Carrie Woodward nodded agreement. “I’d have gone for my John. God be with you, Alice.”
“Thanks.”
A recorded voice trumpeted in the alien language. “Take footholds against thrust!”
Alice dove into the air shaft. Behind her Carrie Woodward gripped the corridor’s wet carpeting, both children clinging to her.
The pull increased until it was uncomfortable, then increased again. Like Kansas? More? I don’t know. Alice moved through the air shafts. Somewhere ahead was Wes Dawson.
The fithp warriors gestured but didn’t speak.
All right, Dawson thought. They’re still trying to drive me mad. Have they done it? How long since I had anyone to talk to?

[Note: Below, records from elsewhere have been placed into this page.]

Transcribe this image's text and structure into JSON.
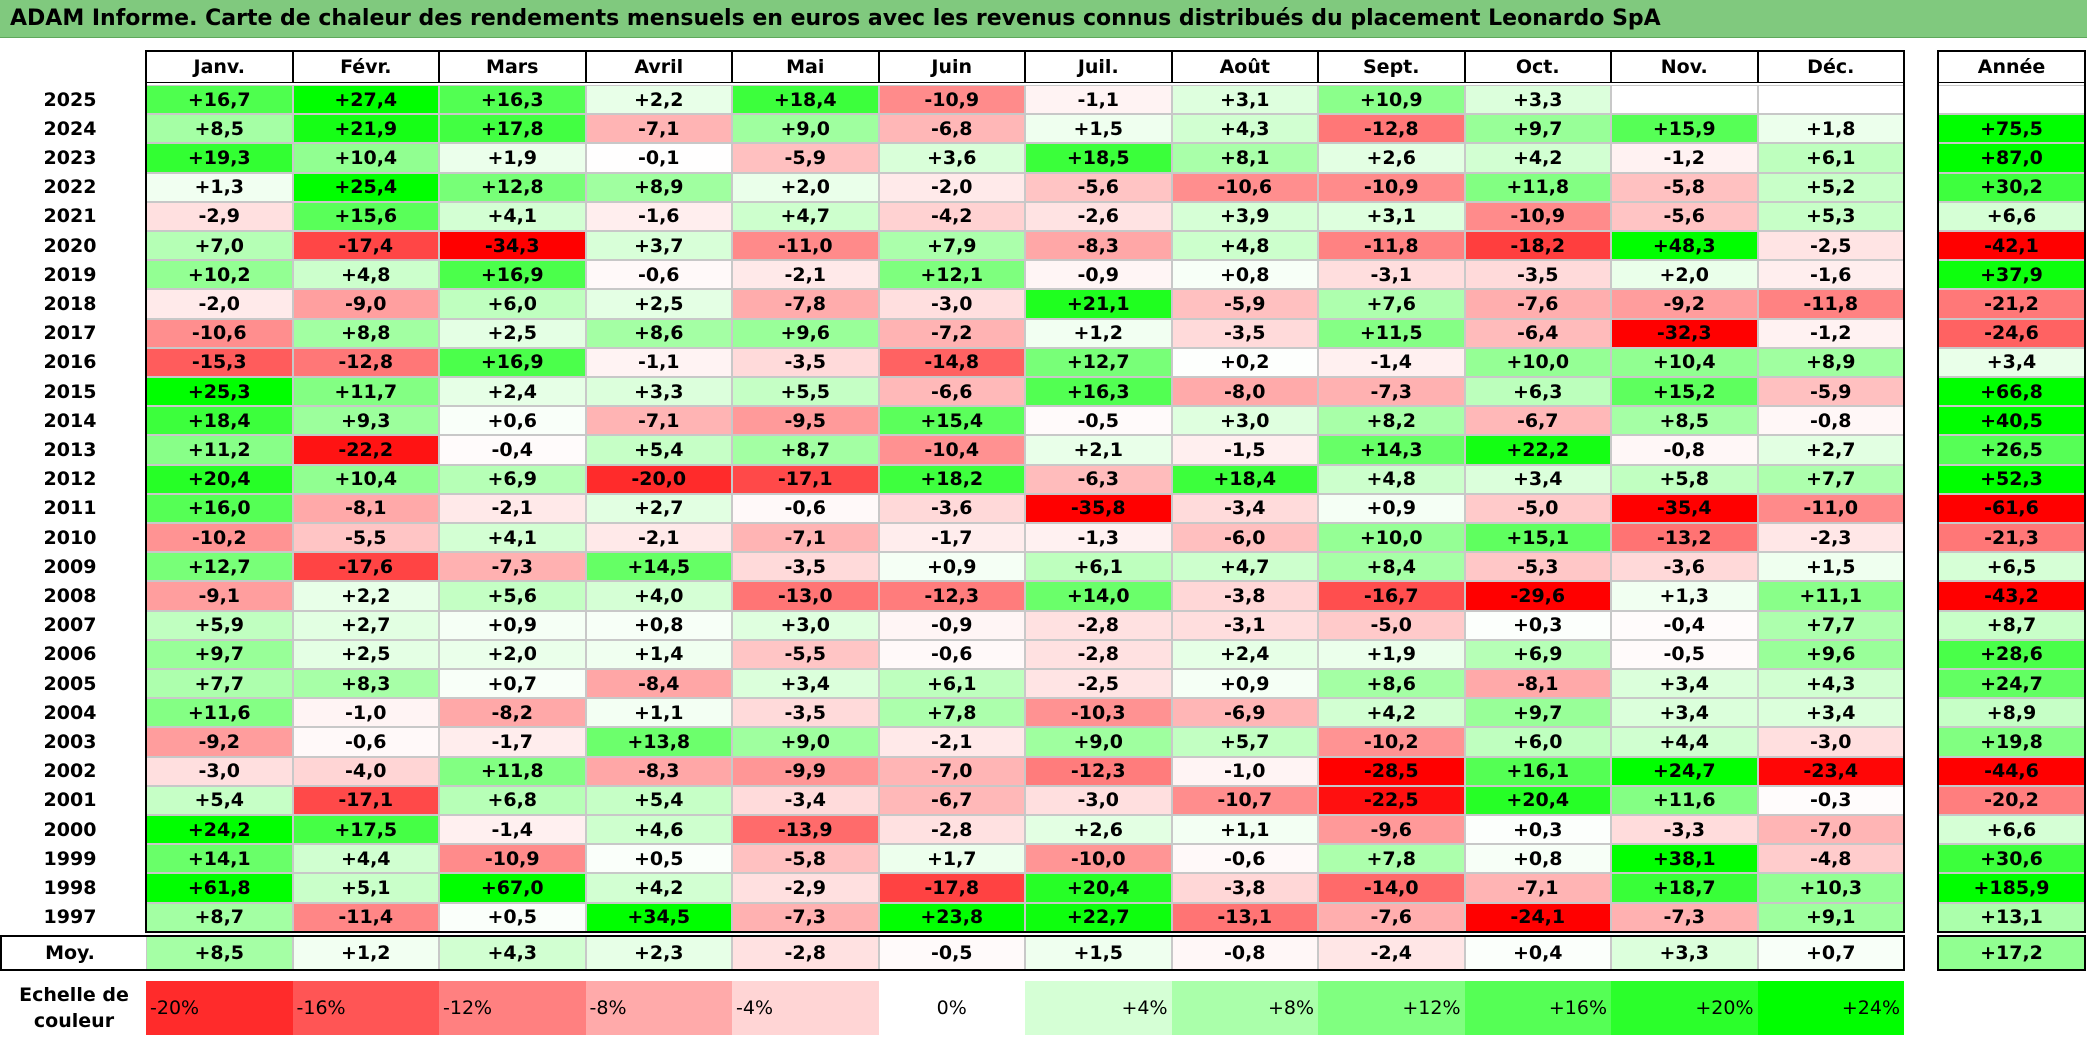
{
  "title": "ADAM Informe. Carte de chaleur des rendements mensuels en euros avec les revenus connus distribués du placement Leonardo SpA",
  "chart_data": {
    "type": "heatmap",
    "columns": [
      "Janv.",
      "Févr.",
      "Mars",
      "Avril",
      "Mai",
      "Juin",
      "Juil.",
      "Août",
      "Sept.",
      "Oct.",
      "Nov.",
      "Déc."
    ],
    "year_column": "Année",
    "rows": [
      {
        "year": "2025",
        "values": [
          "+16,7",
          "+27,4",
          "+16,3",
          "+2,2",
          "+18,4",
          "-10,9",
          "-1,1",
          "+3,1",
          "+10,9",
          "+3,3",
          "",
          ""
        ],
        "annual": ""
      },
      {
        "year": "2024",
        "values": [
          "+8,5",
          "+21,9",
          "+17,8",
          "-7,1",
          "+9,0",
          "-6,8",
          "+1,5",
          "+4,3",
          "-12,8",
          "+9,7",
          "+15,9",
          "+1,8"
        ],
        "annual": "+75,5"
      },
      {
        "year": "2023",
        "values": [
          "+19,3",
          "+10,4",
          "+1,9",
          "-0,1",
          "-5,9",
          "+3,6",
          "+18,5",
          "+8,1",
          "+2,6",
          "+4,2",
          "-1,2",
          "+6,1"
        ],
        "annual": "+87,0"
      },
      {
        "year": "2022",
        "values": [
          "+1,3",
          "+25,4",
          "+12,8",
          "+8,9",
          "+2,0",
          "-2,0",
          "-5,6",
          "-10,6",
          "-10,9",
          "+11,8",
          "-5,8",
          "+5,2"
        ],
        "annual": "+30,2"
      },
      {
        "year": "2021",
        "values": [
          "-2,9",
          "+15,6",
          "+4,1",
          "-1,6",
          "+4,7",
          "-4,2",
          "-2,6",
          "+3,9",
          "+3,1",
          "-10,9",
          "-5,6",
          "+5,3"
        ],
        "annual": "+6,6"
      },
      {
        "year": "2020",
        "values": [
          "+7,0",
          "-17,4",
          "-34,3",
          "+3,7",
          "-11,0",
          "+7,9",
          "-8,3",
          "+4,8",
          "-11,8",
          "-18,2",
          "+48,3",
          "-2,5"
        ],
        "annual": "-42,1"
      },
      {
        "year": "2019",
        "values": [
          "+10,2",
          "+4,8",
          "+16,9",
          "-0,6",
          "-2,1",
          "+12,1",
          "-0,9",
          "+0,8",
          "-3,1",
          "-3,5",
          "+2,0",
          "-1,6"
        ],
        "annual": "+37,9"
      },
      {
        "year": "2018",
        "values": [
          "-2,0",
          "-9,0",
          "+6,0",
          "+2,5",
          "-7,8",
          "-3,0",
          "+21,1",
          "-5,9",
          "+7,6",
          "-7,6",
          "-9,2",
          "-11,8"
        ],
        "annual": "-21,2"
      },
      {
        "year": "2017",
        "values": [
          "-10,6",
          "+8,8",
          "+2,5",
          "+8,6",
          "+9,6",
          "-7,2",
          "+1,2",
          "-3,5",
          "+11,5",
          "-6,4",
          "-32,3",
          "-1,2"
        ],
        "annual": "-24,6"
      },
      {
        "year": "2016",
        "values": [
          "-15,3",
          "-12,8",
          "+16,9",
          "-1,1",
          "-3,5",
          "-14,8",
          "+12,7",
          "+0,2",
          "-1,4",
          "+10,0",
          "+10,4",
          "+8,9"
        ],
        "annual": "+3,4"
      },
      {
        "year": "2015",
        "values": [
          "+25,3",
          "+11,7",
          "+2,4",
          "+3,3",
          "+5,5",
          "-6,6",
          "+16,3",
          "-8,0",
          "-7,3",
          "+6,3",
          "+15,2",
          "-5,9"
        ],
        "annual": "+66,8"
      },
      {
        "year": "2014",
        "values": [
          "+18,4",
          "+9,3",
          "+0,6",
          "-7,1",
          "-9,5",
          "+15,4",
          "-0,5",
          "+3,0",
          "+8,2",
          "-6,7",
          "+8,5",
          "-0,8"
        ],
        "annual": "+40,5"
      },
      {
        "year": "2013",
        "values": [
          "+11,2",
          "-22,2",
          "-0,4",
          "+5,4",
          "+8,7",
          "-10,4",
          "+2,1",
          "-1,5",
          "+14,3",
          "+22,2",
          "-0,8",
          "+2,7"
        ],
        "annual": "+26,5"
      },
      {
        "year": "2012",
        "values": [
          "+20,4",
          "+10,4",
          "+6,9",
          "-20,0",
          "-17,1",
          "+18,2",
          "-6,3",
          "+18,4",
          "+4,8",
          "+3,4",
          "+5,8",
          "+7,7"
        ],
        "annual": "+52,3"
      },
      {
        "year": "2011",
        "values": [
          "+16,0",
          "-8,1",
          "-2,1",
          "+2,7",
          "-0,6",
          "-3,6",
          "-35,8",
          "-3,4",
          "+0,9",
          "-5,0",
          "-35,4",
          "-11,0"
        ],
        "annual": "-61,6"
      },
      {
        "year": "2010",
        "values": [
          "-10,2",
          "-5,5",
          "+4,1",
          "-2,1",
          "-7,1",
          "-1,7",
          "-1,3",
          "-6,0",
          "+10,0",
          "+15,1",
          "-13,2",
          "-2,3"
        ],
        "annual": "-21,3"
      },
      {
        "year": "2009",
        "values": [
          "+12,7",
          "-17,6",
          "-7,3",
          "+14,5",
          "-3,5",
          "+0,9",
          "+6,1",
          "+4,7",
          "+8,4",
          "-5,3",
          "-3,6",
          "+1,5"
        ],
        "annual": "+6,5"
      },
      {
        "year": "2008",
        "values": [
          "-9,1",
          "+2,2",
          "+5,6",
          "+4,0",
          "-13,0",
          "-12,3",
          "+14,0",
          "-3,8",
          "-16,7",
          "-29,6",
          "+1,3",
          "+11,1"
        ],
        "annual": "-43,2"
      },
      {
        "year": "2007",
        "values": [
          "+5,9",
          "+2,7",
          "+0,9",
          "+0,8",
          "+3,0",
          "-0,9",
          "-2,8",
          "-3,1",
          "-5,0",
          "+0,3",
          "-0,4",
          "+7,7"
        ],
        "annual": "+8,7"
      },
      {
        "year": "2006",
        "values": [
          "+9,7",
          "+2,5",
          "+2,0",
          "+1,4",
          "-5,5",
          "-0,6",
          "-2,8",
          "+2,4",
          "+1,9",
          "+6,9",
          "-0,5",
          "+9,6"
        ],
        "annual": "+28,6"
      },
      {
        "year": "2005",
        "values": [
          "+7,7",
          "+8,3",
          "+0,7",
          "-8,4",
          "+3,4",
          "+6,1",
          "-2,5",
          "+0,9",
          "+8,6",
          "-8,1",
          "+3,4",
          "+4,3"
        ],
        "annual": "+24,7"
      },
      {
        "year": "2004",
        "values": [
          "+11,6",
          "-1,0",
          "-8,2",
          "+1,1",
          "-3,5",
          "+7,8",
          "-10,3",
          "-6,9",
          "+4,2",
          "+9,7",
          "+3,4",
          "+3,4"
        ],
        "annual": "+8,9"
      },
      {
        "year": "2003",
        "values": [
          "-9,2",
          "-0,6",
          "-1,7",
          "+13,8",
          "+9,0",
          "-2,1",
          "+9,0",
          "+5,7",
          "-10,2",
          "+6,0",
          "+4,4",
          "-3,0"
        ],
        "annual": "+19,8"
      },
      {
        "year": "2002",
        "values": [
          "-3,0",
          "-4,0",
          "+11,8",
          "-8,3",
          "-9,9",
          "-7,0",
          "-12,3",
          "-1,0",
          "-28,5",
          "+16,1",
          "+24,7",
          "-23,4"
        ],
        "annual": "-44,6"
      },
      {
        "year": "2001",
        "values": [
          "+5,4",
          "-17,1",
          "+6,8",
          "+5,4",
          "-3,4",
          "-6,7",
          "-3,0",
          "-10,7",
          "-22,5",
          "+20,4",
          "+11,6",
          "-0,3"
        ],
        "annual": "-20,2"
      },
      {
        "year": "2000",
        "values": [
          "+24,2",
          "+17,5",
          "-1,4",
          "+4,6",
          "-13,9",
          "-2,8",
          "+2,6",
          "+1,1",
          "-9,6",
          "+0,3",
          "-3,3",
          "-7,0"
        ],
        "annual": "+6,6"
      },
      {
        "year": "1999",
        "values": [
          "+14,1",
          "+4,4",
          "-10,9",
          "+0,5",
          "-5,8",
          "+1,7",
          "-10,0",
          "-0,6",
          "+7,8",
          "+0,8",
          "+38,1",
          "-4,8"
        ],
        "annual": "+30,6"
      },
      {
        "year": "1998",
        "values": [
          "+61,8",
          "+5,1",
          "+67,0",
          "+4,2",
          "-2,9",
          "-17,8",
          "+20,4",
          "-3,8",
          "-14,0",
          "-7,1",
          "+18,7",
          "+10,3"
        ],
        "annual": "+185,9"
      },
      {
        "year": "1997",
        "values": [
          "+8,7",
          "-11,4",
          "+0,5",
          "+34,5",
          "-7,3",
          "+23,8",
          "+22,7",
          "-13,1",
          "-7,6",
          "-24,1",
          "-7,3",
          "+9,1"
        ],
        "annual": "+13,1"
      }
    ],
    "average": {
      "label": "Moy.",
      "values": [
        "+8,5",
        "+1,2",
        "+4,3",
        "+2,3",
        "-2,8",
        "-0,5",
        "+1,5",
        "-0,8",
        "-2,4",
        "+0,4",
        "+3,3",
        "+0,7"
      ],
      "annual": "+17,2"
    },
    "scale": {
      "label_line1": "Echelle de",
      "label_line2": "couleur",
      "steps": [
        "-20%",
        "-16%",
        "-12%",
        "-8%",
        "-4%",
        "0%",
        "+4%",
        "+8%",
        "+12%",
        "+16%",
        "+20%",
        "+24%"
      ],
      "step_values": [
        -20,
        -16,
        -12,
        -8,
        -4,
        0,
        4,
        8,
        12,
        16,
        20,
        24
      ]
    },
    "colors": {
      "negative_max": "#ff0000",
      "neutral": "#ffffff",
      "positive_max": "#00ff00",
      "title_bg": "#80c97e"
    }
  }
}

There were only two, one before and one behind. I’m strong like Superman. Exercise. I’ve walked all the way from New York City to Joplin, Missouri. And they’re still elephants. Too damn big.
I’m as fast as they are. Faster. Jump back, grab that one’s gun! But why did they come for me?
No spin. Acceleration, thrust after all this time. Why am I out?
To prove I’m a rogue. Wait for me to go for a gun so they can kill me… no. Makes no sense. They wouldn’t take the spin off just for that.
Damn! I’m as schizzy as Alice. He stifled that thought. Alice isn’t crazy. Maybe she got over it.
Alice is sweet, and if I live through this, what will I do with her? Carlotta will kill her!
They were in a shallow spiral curve, climbing toward the ship’s bow. Thrust had risen to something like Earth normal.
They emerged in a place with windows, a place he had never seen… except in his mind, perhaps. A starship’s control room, an alien starship. It was dimly lit; half the light was coming from square UV monitor screens. There were no chairs, only pads and recessed holds for the claws of fithp feet. The pads would tilt for spin gravity, but they were flat now. He’d guessed from the change in gravity, and now he knew: Thuktun Flishithy was on a light footing. The warriors were holding back, out of the way.
Four fithp stood together in the center of the bridge. Dawson recognized one. Takpusseh-yamp. A fi’ saw them and beckoned. The Bull Stud? Yes, for the warriors immediately brought him forward, digits twined round his arms.
“Dawson,” the Herdmaster said. “Are you sane?”
He suppressed the urge to roll his eyes up and bobble his finger against his lips. “Yes. No thanks to you.”